P. Dr. Emmanuel v. Severus OSB
Im Gespräch mit Menschen jüngerer Generationen wurde ich in den letzten Jahren manchmal gefragt: Und was war 1945 das schwerste für Sie? Die fragenden jungen Menschen sind in ihrem Interesse meist sehr verschieden motiviert. Meist wissen sie nicht, daß unter der Diktatur des Dritten Reiches auch Priester und Ordensleute zur Wehrmacht eingezogen wurden und man sich diesem Zwang nicht entziehen konnte. Wehrdienstverweigerung hätte nicht nur das Konzentrationslager bedeutet. sondern unter Umständen den Tod. Im Falle eines Ordensangehörigen hätte es oft neben der Sippenhaft der persönlichen Familienangehörigen auch wenigstens die der Obern bedeutet. War dies zu verantworten? Durfte man ältere und alte Mitbrüder solchen Gefährdungen, Härten und Grausamkeiten aussetzen. von denen man in letzter Klarheit nur mehr ahnte als wußte? Das waren gewiß schwerere Konflikte und Entscheidungen als die Härten des Rückzugs und der Gefangenschaft: aber niemand konnte ahnen, daß es auch nach dem Schweigen der Waffen, nach der Heimkehr Erlebnisse geben würde, die sich als ungeahnte Last auf Gemüt und Herz legten. Dazu gehört für den Schreiber dieser Zeilen das erste Weihnachtsfest nach Kriegsende – eine Situation, deren Folgen wir heute noch zu tragen haben und die auch in ihrer örtlichen Begrenztheit nicht vergessen werden sollte.
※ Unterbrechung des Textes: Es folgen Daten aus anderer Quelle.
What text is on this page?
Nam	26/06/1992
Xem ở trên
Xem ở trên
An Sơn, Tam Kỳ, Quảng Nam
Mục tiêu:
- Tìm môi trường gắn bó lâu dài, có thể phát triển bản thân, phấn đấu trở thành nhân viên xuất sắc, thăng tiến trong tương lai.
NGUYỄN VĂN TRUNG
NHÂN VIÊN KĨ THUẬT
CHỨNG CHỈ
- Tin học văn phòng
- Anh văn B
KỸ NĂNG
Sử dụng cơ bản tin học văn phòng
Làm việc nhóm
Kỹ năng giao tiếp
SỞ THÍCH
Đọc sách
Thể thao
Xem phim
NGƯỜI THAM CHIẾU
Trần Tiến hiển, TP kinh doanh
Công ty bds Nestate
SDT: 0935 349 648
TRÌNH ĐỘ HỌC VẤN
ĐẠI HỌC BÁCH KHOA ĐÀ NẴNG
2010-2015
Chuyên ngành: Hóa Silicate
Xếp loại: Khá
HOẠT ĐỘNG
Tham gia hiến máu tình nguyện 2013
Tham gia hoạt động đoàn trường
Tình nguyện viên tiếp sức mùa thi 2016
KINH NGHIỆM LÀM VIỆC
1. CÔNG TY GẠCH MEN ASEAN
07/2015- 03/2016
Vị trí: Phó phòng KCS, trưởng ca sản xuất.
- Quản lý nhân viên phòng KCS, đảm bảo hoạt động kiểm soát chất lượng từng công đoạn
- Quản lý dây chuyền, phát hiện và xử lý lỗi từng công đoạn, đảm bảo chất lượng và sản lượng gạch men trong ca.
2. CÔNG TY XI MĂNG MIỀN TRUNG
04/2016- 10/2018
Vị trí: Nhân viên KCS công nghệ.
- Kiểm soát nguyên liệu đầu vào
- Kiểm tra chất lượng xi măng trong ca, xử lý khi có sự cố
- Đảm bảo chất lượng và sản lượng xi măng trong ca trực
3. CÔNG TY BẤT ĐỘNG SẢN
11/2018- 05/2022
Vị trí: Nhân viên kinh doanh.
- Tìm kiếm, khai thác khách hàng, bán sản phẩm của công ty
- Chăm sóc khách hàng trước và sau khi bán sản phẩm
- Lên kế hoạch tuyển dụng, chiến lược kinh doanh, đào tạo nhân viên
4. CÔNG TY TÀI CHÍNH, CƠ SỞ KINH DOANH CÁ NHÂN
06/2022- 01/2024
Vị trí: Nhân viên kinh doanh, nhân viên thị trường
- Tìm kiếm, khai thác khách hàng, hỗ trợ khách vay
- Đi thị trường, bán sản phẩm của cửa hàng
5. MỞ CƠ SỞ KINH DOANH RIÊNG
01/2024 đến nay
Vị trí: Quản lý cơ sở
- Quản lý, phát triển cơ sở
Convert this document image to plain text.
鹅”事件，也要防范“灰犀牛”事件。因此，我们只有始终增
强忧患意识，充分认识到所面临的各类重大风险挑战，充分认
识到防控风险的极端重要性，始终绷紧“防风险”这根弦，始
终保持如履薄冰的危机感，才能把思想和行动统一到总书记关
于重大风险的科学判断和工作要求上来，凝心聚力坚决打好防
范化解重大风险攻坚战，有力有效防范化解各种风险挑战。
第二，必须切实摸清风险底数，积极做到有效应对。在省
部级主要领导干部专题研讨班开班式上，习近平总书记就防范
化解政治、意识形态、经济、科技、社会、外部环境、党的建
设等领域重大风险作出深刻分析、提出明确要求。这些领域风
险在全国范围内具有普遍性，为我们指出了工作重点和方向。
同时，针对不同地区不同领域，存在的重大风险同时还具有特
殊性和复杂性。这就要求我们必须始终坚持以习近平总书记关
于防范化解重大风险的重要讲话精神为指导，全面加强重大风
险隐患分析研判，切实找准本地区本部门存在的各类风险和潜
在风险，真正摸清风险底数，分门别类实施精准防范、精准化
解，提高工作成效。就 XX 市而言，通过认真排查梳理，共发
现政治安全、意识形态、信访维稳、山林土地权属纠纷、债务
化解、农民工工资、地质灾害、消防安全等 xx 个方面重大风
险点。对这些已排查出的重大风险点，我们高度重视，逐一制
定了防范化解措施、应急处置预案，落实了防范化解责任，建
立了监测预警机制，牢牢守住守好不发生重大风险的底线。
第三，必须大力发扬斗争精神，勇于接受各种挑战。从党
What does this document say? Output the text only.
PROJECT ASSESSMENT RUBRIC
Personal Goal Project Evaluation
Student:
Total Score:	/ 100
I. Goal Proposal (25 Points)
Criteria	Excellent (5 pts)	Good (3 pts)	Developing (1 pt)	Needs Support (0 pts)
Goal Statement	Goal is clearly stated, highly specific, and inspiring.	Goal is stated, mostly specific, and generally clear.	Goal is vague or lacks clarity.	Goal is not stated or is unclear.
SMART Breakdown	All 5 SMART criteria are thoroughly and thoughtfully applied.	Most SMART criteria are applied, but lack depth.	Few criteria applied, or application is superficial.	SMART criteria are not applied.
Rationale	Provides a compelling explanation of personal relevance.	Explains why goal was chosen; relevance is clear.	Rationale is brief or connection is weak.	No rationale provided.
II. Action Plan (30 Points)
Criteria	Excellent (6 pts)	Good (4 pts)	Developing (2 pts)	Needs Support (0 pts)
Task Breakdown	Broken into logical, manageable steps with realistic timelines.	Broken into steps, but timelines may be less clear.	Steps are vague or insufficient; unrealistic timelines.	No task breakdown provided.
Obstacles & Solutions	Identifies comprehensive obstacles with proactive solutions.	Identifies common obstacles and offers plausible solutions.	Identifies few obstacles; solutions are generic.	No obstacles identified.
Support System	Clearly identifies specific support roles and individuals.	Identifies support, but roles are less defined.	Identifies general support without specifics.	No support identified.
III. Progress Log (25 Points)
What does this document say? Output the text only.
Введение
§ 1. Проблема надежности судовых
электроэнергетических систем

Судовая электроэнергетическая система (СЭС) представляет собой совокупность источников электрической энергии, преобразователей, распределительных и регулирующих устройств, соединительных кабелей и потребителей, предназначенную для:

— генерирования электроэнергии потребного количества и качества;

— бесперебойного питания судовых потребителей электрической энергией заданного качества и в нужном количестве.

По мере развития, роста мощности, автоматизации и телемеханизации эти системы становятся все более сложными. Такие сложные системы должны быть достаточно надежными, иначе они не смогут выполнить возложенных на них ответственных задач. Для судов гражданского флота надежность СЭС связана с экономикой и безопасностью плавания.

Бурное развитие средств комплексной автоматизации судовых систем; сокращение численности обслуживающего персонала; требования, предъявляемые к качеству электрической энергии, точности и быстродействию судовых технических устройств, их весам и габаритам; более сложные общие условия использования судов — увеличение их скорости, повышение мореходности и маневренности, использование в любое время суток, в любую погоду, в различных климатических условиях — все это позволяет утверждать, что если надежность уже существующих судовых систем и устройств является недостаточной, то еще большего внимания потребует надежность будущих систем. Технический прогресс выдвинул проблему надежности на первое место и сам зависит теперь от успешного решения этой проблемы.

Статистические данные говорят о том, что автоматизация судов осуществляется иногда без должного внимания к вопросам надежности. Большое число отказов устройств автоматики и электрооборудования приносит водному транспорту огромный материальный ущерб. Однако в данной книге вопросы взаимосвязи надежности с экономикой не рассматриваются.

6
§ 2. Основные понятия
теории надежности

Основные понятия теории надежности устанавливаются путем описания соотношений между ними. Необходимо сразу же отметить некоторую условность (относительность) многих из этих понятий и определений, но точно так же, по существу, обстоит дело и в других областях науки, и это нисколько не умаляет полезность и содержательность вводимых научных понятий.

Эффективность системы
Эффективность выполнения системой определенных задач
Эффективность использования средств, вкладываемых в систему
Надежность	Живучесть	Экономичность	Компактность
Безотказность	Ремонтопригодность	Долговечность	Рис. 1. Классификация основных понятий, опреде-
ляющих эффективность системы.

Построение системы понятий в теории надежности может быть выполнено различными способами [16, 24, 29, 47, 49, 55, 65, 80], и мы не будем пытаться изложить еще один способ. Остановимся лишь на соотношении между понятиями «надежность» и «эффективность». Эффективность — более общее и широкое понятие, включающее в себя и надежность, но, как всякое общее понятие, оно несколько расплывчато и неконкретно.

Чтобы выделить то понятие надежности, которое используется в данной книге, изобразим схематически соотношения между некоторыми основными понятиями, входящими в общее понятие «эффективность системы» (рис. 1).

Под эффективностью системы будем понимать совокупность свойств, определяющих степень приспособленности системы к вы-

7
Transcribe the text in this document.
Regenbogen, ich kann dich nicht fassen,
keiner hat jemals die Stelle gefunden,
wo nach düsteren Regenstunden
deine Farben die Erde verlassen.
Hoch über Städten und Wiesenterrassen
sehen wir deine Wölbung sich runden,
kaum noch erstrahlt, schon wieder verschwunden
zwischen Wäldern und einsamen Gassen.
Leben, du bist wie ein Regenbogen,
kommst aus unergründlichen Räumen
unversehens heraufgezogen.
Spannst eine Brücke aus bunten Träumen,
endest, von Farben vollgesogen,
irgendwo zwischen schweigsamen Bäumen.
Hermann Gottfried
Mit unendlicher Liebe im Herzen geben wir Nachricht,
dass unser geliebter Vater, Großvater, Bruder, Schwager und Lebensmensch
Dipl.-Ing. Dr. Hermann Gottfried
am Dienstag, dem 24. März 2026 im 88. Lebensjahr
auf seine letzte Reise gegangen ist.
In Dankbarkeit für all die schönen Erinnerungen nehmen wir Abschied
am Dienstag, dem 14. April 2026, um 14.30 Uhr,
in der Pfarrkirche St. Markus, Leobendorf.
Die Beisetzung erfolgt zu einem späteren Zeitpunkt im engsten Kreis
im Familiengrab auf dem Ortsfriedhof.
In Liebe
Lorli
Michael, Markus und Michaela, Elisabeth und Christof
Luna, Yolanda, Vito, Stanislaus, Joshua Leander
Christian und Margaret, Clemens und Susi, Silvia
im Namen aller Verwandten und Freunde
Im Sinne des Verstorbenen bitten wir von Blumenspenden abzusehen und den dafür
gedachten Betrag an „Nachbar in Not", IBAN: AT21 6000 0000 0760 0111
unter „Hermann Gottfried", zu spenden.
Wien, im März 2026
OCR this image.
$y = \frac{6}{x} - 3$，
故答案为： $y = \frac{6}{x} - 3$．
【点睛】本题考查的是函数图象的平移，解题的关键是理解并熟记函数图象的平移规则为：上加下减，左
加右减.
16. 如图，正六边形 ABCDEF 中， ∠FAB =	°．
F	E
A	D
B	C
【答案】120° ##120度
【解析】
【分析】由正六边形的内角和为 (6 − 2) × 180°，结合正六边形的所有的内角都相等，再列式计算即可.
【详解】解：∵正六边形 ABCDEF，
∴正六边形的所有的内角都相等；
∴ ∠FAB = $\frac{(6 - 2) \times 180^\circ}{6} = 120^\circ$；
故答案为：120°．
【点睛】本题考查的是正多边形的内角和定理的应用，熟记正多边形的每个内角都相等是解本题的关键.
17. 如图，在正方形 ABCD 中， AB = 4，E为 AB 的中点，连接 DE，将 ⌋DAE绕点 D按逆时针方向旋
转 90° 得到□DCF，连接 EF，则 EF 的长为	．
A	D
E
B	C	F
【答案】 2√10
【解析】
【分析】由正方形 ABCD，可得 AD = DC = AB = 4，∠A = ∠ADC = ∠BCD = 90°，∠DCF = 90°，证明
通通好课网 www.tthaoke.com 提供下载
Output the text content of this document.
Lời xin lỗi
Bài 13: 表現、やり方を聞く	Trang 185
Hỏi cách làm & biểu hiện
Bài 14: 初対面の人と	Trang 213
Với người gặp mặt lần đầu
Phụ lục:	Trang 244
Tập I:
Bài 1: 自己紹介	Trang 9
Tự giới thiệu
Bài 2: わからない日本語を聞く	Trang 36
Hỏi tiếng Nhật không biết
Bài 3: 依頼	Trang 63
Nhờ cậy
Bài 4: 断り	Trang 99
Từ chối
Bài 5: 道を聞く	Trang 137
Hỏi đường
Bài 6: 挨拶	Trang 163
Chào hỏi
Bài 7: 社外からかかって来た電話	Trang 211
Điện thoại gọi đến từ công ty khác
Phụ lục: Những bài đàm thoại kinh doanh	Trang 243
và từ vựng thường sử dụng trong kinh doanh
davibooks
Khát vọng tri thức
Es war etwa Mitte November 1945. Der Prior der Abtei Maria Laach, damals P. Theodor Bogler, ließ mich rufen und sagte mir in der für ihn charakteristischen väterlichen Güte. aber auch in der soldatischen knappen Klarheit des alten Offiziers: »Ich habe einen schweren, aber schönen Auftrag für Sie: Sie sollen für die deutschen Kriegsgefangenen in unserem Hause die Weihnachtsfeier einschließlich eines Gottesdienstes veranstalten.« „Deutsche Kriegsgefangene in unserem Hause« – das waren jene etwa dreißig Soldaten der ehemaligen Wehrmacht, die auf der Basis der französischen Luftwaffe in Mendig die verschiedensten Arbeiten leisten mußten, ihre Unterkunft aber in Maria Laach gefunden hatten, wo ja auch der französische Stab Quartier bezogen hatte. Die Besatzungsmacht hatte für sie das Untergeschoß der Klosterschreinerei beschlagnahmt. Aber ein Kontakt mit ihnen war ausgeschlossen; denn der Stacheldraht war ebensowenig vergessen wie die französische Bewachungsmannschaft vor dem Hause und auf der Fahrt auf dem Lkw zum Flugplatz Mendig. P. Th. Bogler aber hatte das richtige Empfinden: Im eigenen Vaterlande Gefangener zu sein war ein härteres Schicksal als in fremden Ländern im Lager zu sein. Aber noch andere Überlegungen kamen hinzu: Konnte die klösterliche Gemeinschaft zum ersten Male nach fünf Jahren Weihnachten im alten Lichterglanz, mit vollem Glockengeläut und der liturgischen Prachtentfaltung der Friedensjahre feiern und nicht an diese dreißig Landser denken? Sie an der Feier der Mönche und Gläubigen teilnehmen zu lassen war ausgeschlossen. So verhandelte der Prior des Klosters im Auftrag des schon kranken Abtes lldefons Herwegen (+ 1946) mit den verantwortlichen Instanzen der Besatzungsmacht. Und diese zeigten sich entgegenkommend. Zwei Abendstunden des 24. Dezember durften für die Weihnachtsfeier der Gefangenen reserviert werden.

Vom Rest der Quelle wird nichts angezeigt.